The outline of the Robinson saga is no secret: Branch Rickey, the Mahatma of the Brooklyn Dodgers, decides to challenge the unofficial color barrier and selects Robinson as the pioneer. Robinson breaks through the opposition and the pressure and becomes a star. It's one significant step in the civil rights movement.
Much of the movie is set around Robinson vs. the racist villains. Some of the villains — such as the southern sheriff seen ordering Robinson off the field in an exhibition game — are anonymous. Many of them — including some of Robinson's fellow Dodgers — are not.
Let me point out that the movie is not always in agreement with the historical record. Eddie Stanky, for example. Stanky is depicted in the movie as at worst ambivalent about Robinson, unwilling to go in on the petition to keep Robinson off the team. In reality, he was firmly opposed to Robinson, and told Robinson so to his face. (It is also true that, as shown in the movie, Stanky came to Robinson's defense during the Ben Chapman incident.)
I had no issue with the depictions of Kirby Higbe and Dixie Walker, two southern-bred Dodgers seen in the film as firmly opposed to Robinson's presence. That is accurate. Walker, years later, would acknowledge that he was wrong and regret his opposition.
Then there's Higbe, a South Carolinian whose opposition to Robinson got him traded a couple weeks into the season.

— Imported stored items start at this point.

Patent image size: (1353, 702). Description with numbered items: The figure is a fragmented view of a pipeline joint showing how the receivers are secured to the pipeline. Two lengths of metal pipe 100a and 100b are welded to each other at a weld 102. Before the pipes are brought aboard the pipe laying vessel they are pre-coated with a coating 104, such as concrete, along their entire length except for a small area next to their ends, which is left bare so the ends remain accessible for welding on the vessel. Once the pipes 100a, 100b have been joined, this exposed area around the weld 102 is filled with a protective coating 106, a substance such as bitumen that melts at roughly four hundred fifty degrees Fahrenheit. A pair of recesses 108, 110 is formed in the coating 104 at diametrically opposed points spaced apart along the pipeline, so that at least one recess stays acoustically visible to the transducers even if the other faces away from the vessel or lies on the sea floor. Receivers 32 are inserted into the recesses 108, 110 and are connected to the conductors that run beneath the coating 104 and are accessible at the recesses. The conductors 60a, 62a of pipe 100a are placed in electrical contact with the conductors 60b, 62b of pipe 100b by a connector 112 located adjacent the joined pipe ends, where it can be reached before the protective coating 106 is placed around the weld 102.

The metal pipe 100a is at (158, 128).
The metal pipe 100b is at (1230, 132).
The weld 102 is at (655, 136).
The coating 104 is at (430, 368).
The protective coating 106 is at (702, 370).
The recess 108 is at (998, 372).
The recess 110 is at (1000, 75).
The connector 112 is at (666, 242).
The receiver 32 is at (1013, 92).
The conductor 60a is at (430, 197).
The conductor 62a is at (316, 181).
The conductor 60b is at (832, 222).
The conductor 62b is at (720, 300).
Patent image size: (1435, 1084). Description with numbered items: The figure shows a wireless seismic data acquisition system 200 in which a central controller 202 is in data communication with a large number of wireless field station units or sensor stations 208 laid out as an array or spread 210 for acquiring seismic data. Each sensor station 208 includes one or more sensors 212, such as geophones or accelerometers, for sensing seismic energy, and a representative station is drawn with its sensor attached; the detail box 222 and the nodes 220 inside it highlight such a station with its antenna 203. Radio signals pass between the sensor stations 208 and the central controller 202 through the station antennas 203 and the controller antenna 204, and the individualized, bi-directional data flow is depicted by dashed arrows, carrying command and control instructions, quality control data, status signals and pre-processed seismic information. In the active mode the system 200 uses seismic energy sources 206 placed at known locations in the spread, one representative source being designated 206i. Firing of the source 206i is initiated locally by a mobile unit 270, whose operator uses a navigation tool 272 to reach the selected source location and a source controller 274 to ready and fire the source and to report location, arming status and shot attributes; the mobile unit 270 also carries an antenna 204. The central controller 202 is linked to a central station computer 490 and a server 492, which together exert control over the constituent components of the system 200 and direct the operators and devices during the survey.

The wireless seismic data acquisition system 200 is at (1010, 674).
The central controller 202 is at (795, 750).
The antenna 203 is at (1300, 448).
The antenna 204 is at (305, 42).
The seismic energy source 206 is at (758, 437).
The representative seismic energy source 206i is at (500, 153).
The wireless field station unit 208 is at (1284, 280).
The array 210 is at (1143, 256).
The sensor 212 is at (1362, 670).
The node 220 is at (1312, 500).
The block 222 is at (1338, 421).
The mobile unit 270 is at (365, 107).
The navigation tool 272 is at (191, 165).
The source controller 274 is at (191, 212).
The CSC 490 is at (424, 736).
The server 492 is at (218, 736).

Some 20 years after Robinson's debut — 1967, still in the midst of the civil rights debate; Martin Luther King Jr. had not yet been assassinated — Higbe's memoirs were published. The High Hard One is a fascinating work, clearly in Higbe's voice but also heavily ghostwritten by Martin Quigley. I had read excerpts from it before, but not the work in its entirety until the past week, when my wife found a copy for me. It is in turns hilarious and heartwrenching, bitter and sweet, full of pride and regrets.
The chapter on Robinson is deeply conflicted, marked with a notable obtuseness to the realities of black life in the South and the evils of segregation, and by a stubborn refusal to admit being on the wrong side:
If I could have looked ahead and seen all the change that was coming, I think I still would have done what I did. I was brought up a Southerner, and I was brought up to stand by what you said and believed in even if you were the last one standing there.
And on the other hand, a few paragraphs later:
Jackie proved himself a big-league ballplayer, and there is no politics that can help a man on the field ... If it had been any other player than Jackie Robinson — say, one with less talent and hustle — the color line would not have been broken quite so cleanly or easily. His job was to be the first Negro ballplayer in the major leagues and to show the way for the others. He wanted that more than anything else, and he got the job done.
I don't think "easily" is an accurate word, but, again, Higbe had little difficulty overlooking the abuse and threats that shadowed Robinson in particular and blacks in general.
Higbe, who died in 1985 at the age of 70, had a strong right arm and a grade-school education. He was ill-prepared for the change Jackie Robinson represented. I can sympathize with Higbe's dilemma in 1947 without agreeing with the stance he took.